Retrato equestre de Dona Carlota Joaquina, por Domingos Sequeira.

Retrato equestre de Dona Carlota Joaquina, por Domingos Sequeira.

Com efeito, Carlota Joaquina ainda planejava uma forma de assumir a regência do governo. Em carta ao pai, escrita em 16 de agosto de 1806, ela justificava suas ações ao dizer que “é este o único modo de evitar que corra muito sangue neste reino, porque a Corte quer já sacar a espada em meu favor, e também o povo; porque se vê por fatos imensos que [o príncipe regente] está com a cabeça perdida” (apud AZEVEDO, 2008, p. 88). Como podemos observar, a missivista demonstrava certeza quanto à falta de capacidade do marido de governar, assim como fazia uma ideia exagerada do apoio popular à sua causa. Mais uma vez seus planos foram malogrados, pois Carlos IV não estava disposto a apoiar as ambições da filha e seus aliados foram, um a um, afastados para lugares distantes, como a Índia, Almeida e Algarve, deixando a princesa praticamente sem apoio. As tentativas de D. Carlota de usurpar o poder do marido deixaram em D. João um profundo ressentimento para com a esposa. Pressionado tanto pela França quanto pela Inglaterra, o príncipe se sentia cada vez mais acuado e o destino do império português dançava em sua frente. Em 1807, por sugestão do governo inglês, representado na pessoa do embaixador Lord Strangford, D. João começou a estudar a possibilidade da realização de um plano antigo da coroa portuguesa: a transferência da corte para a sua colônia na América do Sul, o Brasil.

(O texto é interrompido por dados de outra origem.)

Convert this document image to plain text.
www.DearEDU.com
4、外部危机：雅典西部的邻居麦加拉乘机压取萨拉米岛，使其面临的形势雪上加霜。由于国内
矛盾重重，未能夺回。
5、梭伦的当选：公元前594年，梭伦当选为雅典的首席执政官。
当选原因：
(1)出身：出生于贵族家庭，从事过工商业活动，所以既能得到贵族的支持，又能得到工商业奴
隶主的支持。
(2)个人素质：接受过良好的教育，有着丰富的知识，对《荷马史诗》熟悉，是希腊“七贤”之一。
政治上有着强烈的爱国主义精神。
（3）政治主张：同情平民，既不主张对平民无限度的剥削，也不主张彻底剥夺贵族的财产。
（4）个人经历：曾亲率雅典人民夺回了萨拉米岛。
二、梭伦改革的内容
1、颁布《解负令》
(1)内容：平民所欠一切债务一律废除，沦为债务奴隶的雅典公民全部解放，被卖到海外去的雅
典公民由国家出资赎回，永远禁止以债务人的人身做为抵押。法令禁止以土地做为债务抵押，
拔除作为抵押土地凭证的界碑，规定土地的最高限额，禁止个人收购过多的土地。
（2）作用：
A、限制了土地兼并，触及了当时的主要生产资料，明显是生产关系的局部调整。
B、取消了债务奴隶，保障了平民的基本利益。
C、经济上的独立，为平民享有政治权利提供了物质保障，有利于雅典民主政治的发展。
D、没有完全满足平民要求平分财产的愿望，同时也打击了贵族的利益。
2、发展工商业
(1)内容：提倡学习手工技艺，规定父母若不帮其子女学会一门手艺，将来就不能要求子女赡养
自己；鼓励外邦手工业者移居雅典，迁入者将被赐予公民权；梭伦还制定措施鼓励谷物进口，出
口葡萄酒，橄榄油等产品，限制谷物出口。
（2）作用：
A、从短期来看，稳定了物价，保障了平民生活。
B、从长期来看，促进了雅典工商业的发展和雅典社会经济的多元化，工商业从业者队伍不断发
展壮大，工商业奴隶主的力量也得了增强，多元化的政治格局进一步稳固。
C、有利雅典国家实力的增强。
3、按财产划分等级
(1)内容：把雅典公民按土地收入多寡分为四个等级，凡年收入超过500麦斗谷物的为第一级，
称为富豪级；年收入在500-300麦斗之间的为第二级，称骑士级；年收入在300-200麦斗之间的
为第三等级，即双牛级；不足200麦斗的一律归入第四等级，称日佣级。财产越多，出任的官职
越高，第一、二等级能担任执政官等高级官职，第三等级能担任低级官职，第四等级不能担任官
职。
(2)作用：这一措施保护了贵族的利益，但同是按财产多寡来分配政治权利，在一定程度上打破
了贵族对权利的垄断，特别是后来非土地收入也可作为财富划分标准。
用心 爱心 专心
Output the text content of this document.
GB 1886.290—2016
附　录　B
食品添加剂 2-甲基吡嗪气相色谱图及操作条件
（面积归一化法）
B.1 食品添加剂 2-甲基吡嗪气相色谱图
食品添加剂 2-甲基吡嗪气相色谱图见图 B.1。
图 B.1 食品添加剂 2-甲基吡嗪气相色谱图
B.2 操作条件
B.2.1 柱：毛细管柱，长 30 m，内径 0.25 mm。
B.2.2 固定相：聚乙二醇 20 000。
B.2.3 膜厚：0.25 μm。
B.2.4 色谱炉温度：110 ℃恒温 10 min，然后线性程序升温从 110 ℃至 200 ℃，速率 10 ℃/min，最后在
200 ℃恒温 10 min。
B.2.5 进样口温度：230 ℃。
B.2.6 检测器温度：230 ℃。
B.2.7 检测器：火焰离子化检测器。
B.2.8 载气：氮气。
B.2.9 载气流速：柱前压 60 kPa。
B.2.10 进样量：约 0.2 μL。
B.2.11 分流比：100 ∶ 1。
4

Referências Bibliográficas:

AZEVEDO, Francisca L. Nogueira de. Carlota Joaquina na corte do Brasil.  – Rio de Janeiro: Civilização Brasileira, 2003.

_. Carlota Joaquina: cartas inéditas. Rio de Janeiro: Casa da Palavra, 2008.

MEIRELLES, Juliana Gesuelli. Desunião Ibérica. – Revista de História da Biblioteca Nacional. Rio de Janeiro, p. 22-25, setembro de 2013.

PEREIRA, Sara Marques. D. Carlota Joaquina e os espelhos de Clio. – Lisboa: Livros Horizonte, 1999.